Moreover, diversity, as explained by Powell and championed by the subsequently created diversity-industrial complex, purports to be for the benefit of the entire student body, not just the students who get in because of it and would have been rejected in the absence of affirmative action. Students on campuses who wear T-shirts proclaiming “I'm not here to be your black experience” express an unimpeachable sentiment, but one totally at odds with the diversity rationale. Applicants who get a demographic-based bonus exceeding one standard deviation of the SAT score distribution are there precisely, according to Powell, to provide “experiences, outlooks, and ideas” that broaden and enhance their classmates' educational experience. “In other words,” writes Lithwick, “some white students are refused so that other white (and nonwhite) students may be enriched. This is the core of the ‘diversity' defense.”

As with guns or carbon emissions, the maximalist position on affirmative action, captured by Harry Blackmun's Orwellian formulation about treating people equally by treating them differently, has the virtue of making goals and standards reasonably clear. Whether any kind or amount of affirmative action would make race and ethnicity trivial factors in America's class structure may be doubted, but at least we would know that result if we saw it. By contrast, the goal of diversity does not admit of successful completion, even in theory. Institutions' compelling interest in having a variety of backgrounds and perspectives in the ranks of their students and employees is permanent, so the departure from race neutrality, the ostensible goal of the civil rights movement and legislation, is not just protracted but eternal.
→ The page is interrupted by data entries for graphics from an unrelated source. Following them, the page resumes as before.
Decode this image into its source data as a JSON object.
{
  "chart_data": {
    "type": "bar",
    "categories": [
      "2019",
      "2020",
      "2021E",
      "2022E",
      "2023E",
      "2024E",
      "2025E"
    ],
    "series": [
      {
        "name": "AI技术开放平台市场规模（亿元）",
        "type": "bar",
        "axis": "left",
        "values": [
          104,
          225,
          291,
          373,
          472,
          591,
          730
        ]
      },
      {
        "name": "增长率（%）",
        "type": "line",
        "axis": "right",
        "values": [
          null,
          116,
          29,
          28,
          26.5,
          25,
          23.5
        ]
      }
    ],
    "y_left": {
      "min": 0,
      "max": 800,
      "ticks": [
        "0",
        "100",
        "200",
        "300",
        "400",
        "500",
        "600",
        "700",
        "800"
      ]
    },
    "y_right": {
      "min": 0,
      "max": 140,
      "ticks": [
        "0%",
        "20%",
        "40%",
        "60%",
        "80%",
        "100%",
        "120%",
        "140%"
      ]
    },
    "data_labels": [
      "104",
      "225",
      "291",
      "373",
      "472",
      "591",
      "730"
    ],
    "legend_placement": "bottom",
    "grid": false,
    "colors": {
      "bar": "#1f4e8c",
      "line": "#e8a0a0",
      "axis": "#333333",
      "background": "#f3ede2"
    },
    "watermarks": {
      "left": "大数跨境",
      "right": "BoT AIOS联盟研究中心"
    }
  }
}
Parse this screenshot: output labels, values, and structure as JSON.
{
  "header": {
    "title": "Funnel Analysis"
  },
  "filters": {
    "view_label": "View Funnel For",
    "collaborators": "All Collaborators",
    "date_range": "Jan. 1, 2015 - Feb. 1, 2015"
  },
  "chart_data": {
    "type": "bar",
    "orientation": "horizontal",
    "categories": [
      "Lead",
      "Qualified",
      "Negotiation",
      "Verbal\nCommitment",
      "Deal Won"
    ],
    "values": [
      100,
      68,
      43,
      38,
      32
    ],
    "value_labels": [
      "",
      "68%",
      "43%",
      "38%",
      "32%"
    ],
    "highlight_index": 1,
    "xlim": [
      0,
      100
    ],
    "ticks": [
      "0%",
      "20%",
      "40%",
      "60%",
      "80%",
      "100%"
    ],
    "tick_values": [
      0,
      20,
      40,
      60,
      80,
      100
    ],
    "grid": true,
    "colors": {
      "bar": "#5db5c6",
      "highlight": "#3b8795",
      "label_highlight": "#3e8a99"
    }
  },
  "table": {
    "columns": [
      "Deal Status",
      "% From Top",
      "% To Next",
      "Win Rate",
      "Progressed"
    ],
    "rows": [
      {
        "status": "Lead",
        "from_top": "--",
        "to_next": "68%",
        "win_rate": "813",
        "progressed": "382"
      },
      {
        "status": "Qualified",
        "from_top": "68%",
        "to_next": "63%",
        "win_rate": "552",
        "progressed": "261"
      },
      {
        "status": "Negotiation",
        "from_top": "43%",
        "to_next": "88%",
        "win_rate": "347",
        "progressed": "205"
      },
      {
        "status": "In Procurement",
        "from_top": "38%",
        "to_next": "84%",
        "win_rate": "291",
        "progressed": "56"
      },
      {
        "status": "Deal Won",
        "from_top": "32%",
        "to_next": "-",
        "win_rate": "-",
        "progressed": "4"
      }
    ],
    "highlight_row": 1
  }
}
Pursuing one goal by appealing to a different one will also be permanently dodgy, however. The
New York Times
reported in 2004 that of the 520 black Harvard undergraduates, 8 percent of the student body, “the majority of them—perhaps as many as two-thirds—[are] West Indian and African immigrants or their children, or to a lesser extent, children of biracial couples.” That leaves “only about a third of the students from families in which all four grandparents were born in this country, descendants of slaves.” It's a sensitive topic, so much so that the
Times
had to say “perhaps” and “about”—Harvard was among the many schools that did not gather this type of information about its students. “You need a philosophical discussion about what are the aims of affirmative action,” said the chairman of Harvard's sociology department. “If it's about getting black faces at Harvard, then you're doing fine. If it's about making up for 200 to 500 years of slavery in this country and its aftermath, then you're not doing well.”
64

But the whole point of making diversity the justification for affirmative action was that liberals did not want to have, because they did not think they could win, a philosophical discussion about using affirmative action to make up for slavery and Jim Crow. Such a debate would have squarely confronted the question of reverse discrimination, which the one about diversity circumvented. Should Allan Bakke have been kept out of medical school because stifling his ambitions was a necessary and fair price to pay for getting beyond racism by taking race into account? Four life-tenured justices wanted to go down that road, but few politicians facing voters were prepared to follow. The safer argument called for rejecting applicants like Bakke for the sake of student bodies and workforces that would be gorgeous mosaics providing an eclectic array of perspectives.